Identification of gene fusion transcripts by transcriptome sequencing in BRCA1-mutated breast cancers and cell lines
1 Department of Human Genetics, McGill University, Room N5-13, Stewart Biology Building, 1205 Dr. Penfield Ave, Montreal, Quebec, H3A 1B1, Canada
2 McGill University and Genome Quebec Innovation Centre, 740 Dr. Penfield Ave, Montreal, Quebec, H3A 1A4, Canada
3 Program in Cancer Genetics, McGill University, 546 Pine Ave, Montreal, Quebec, H2W 1S6, Canada
4 Segal Cancer Centre, Lady Davis Institute, Jewish General Hospital, 3755 Côte-Ste-Catherine Road, Montreal, Quebec, H3T 1E2, Canada
5 The Breakthrough Breast Cancer Research Centre, The Institute of Cancer Research, 237 Fulham Road, London, SW3 6JB, UK
6 Institut Curie, 26 Rue d'Ulm, 75248, Paris, France
7 Department of Oncology, Lady Davis Institute, Jewish General Hospital, McGill University, 3755 Côte-Ste-Catherine Road, Montreal, H3T 1E2, Canada
8 Department of Surgery, Lady Davis Institute, Jewish General Hospital, McGill University, 3755 Côte-Ste-Catherine Road, Montreal, Quebec, H3T 1E2, Canada
Citation and License
BMC Medical Genomics 2011, 4:75 doi:10.1186/1755-8794-4-75Published: 27 October 2011
Gene fusions arising from chromosomal translocations have been implicated in cancer. However, the role of gene fusions in BRCA1-related breast cancers is not well understood. Mutations in BRCA1 are associated with an increased risk for breast cancer (up to 80% lifetime risk) and ovarian cancer (up to 50%). We sought to identify putative gene fusions in the transcriptomes of these cancers using high-throughput RNA sequencing (RNA-Seq).

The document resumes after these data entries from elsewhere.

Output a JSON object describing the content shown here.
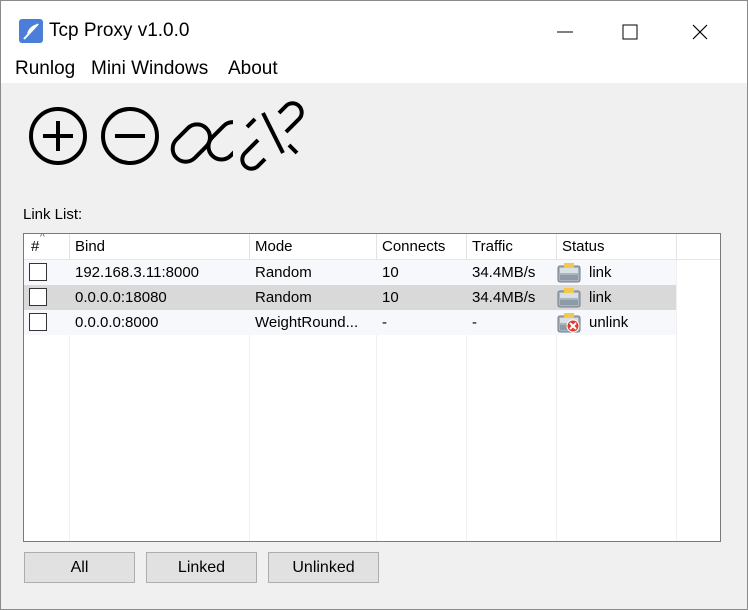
{
  "window": {
    "title": "Tcp Proxy v1.0.0",
    "icon": "feather-pen-icon",
    "controls": [
      "minimize-icon",
      "maximize-icon",
      "close-icon"
    ]
  },
  "menu": {
    "items": [
      "Runlog",
      "Mini Windows",
      "About"
    ]
  },
  "toolbar": {
    "buttons": [
      "plus-circle-icon",
      "minus-circle-icon",
      "link-icon",
      "unlink-icon"
    ]
  },
  "link_list": {
    "label": "Link List:",
    "columns": [
      "#",
      "Bind",
      "Mode",
      "Connects",
      "Traffic",
      "Status"
    ],
    "rows": [
      {
        "checked": false,
        "bind": "192.168.3.11:8000",
        "mode": "Random",
        "connects": "10",
        "traffic": "34.4MB/s",
        "status": "link",
        "status_icon": "drive-ok-icon"
      },
      {
        "checked": false,
        "bind": "0.0.0.0:18080",
        "mode": "Random",
        "connects": "10",
        "traffic": "34.4MB/s",
        "status": "link",
        "status_icon": "drive-ok-icon"
      },
      {
        "checked": false,
        "bind": "0.0.0.0:8000",
        "mode": "WeightRound...",
        "connects": "-",
        "traffic": "-",
        "status": "unlink",
        "status_icon": "drive-error-icon"
      }
    ]
  },
  "filters": {
    "all": "All",
    "linked": "Linked",
    "unlinked": "Unlinked"
  },
  "colors": {
    "selected_row": "#d9d9d9",
    "row_background": "#f7f8fc",
    "error_red": "#e03a2e"
  }
}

We used Illumina sequencing technology to sequence the transcriptomes of five BRCA1-mutated breast cancer cell lines, three BRCA1-mutated primary tumors, two secretory breast cancer primary tumors and one non-tumorigenic breast epithelial cell line. Using a bioinformatics approach, our initial attempt at discovering putative gene fusions relied on analyzing single-end reads and identifying reads that aligned across exons of two different genes. Subsequently, latter samples were sequenced with paired-end reads and at longer cycles (producing longer reads). We then refined our approach by identifying misaligned paired reads, which may flank a putative gene fusion junction.
As a proof of concept, we were able to identify two previously characterized gene fusions in our samples using both single-end and paired-end approaches. In addition, we identified three novel in-frame fusions, but none were recurrent. Two of the candidates, WWC1-ADRBK2 in HCC3153 cell line and ADNP-C20orf132 in a primary tumor, were confirmed by Sanger sequencing and RT-PCR. RNA-Seq expression profiling of these two fusions showed a distinct overexpression of the 3' partner genes, suggesting that its expression may be under the control of the 5' partner gene's regulatory elements.
In this study, we used both single-end and paired-end sequencing strategies to discover gene fusions in breast cancer transcriptomes with BRCA1 mutations. We found that the use of paired-end reads is an effective tool for transcriptome profiling of gene fusions. Our findings suggest that while gene fusions are present in some BRCA1-mutated breast cancers, they are infrequent and not recurrent. However, private fusions may still be valuable as potential patient-specific biomarkers for diagnosis and treatment.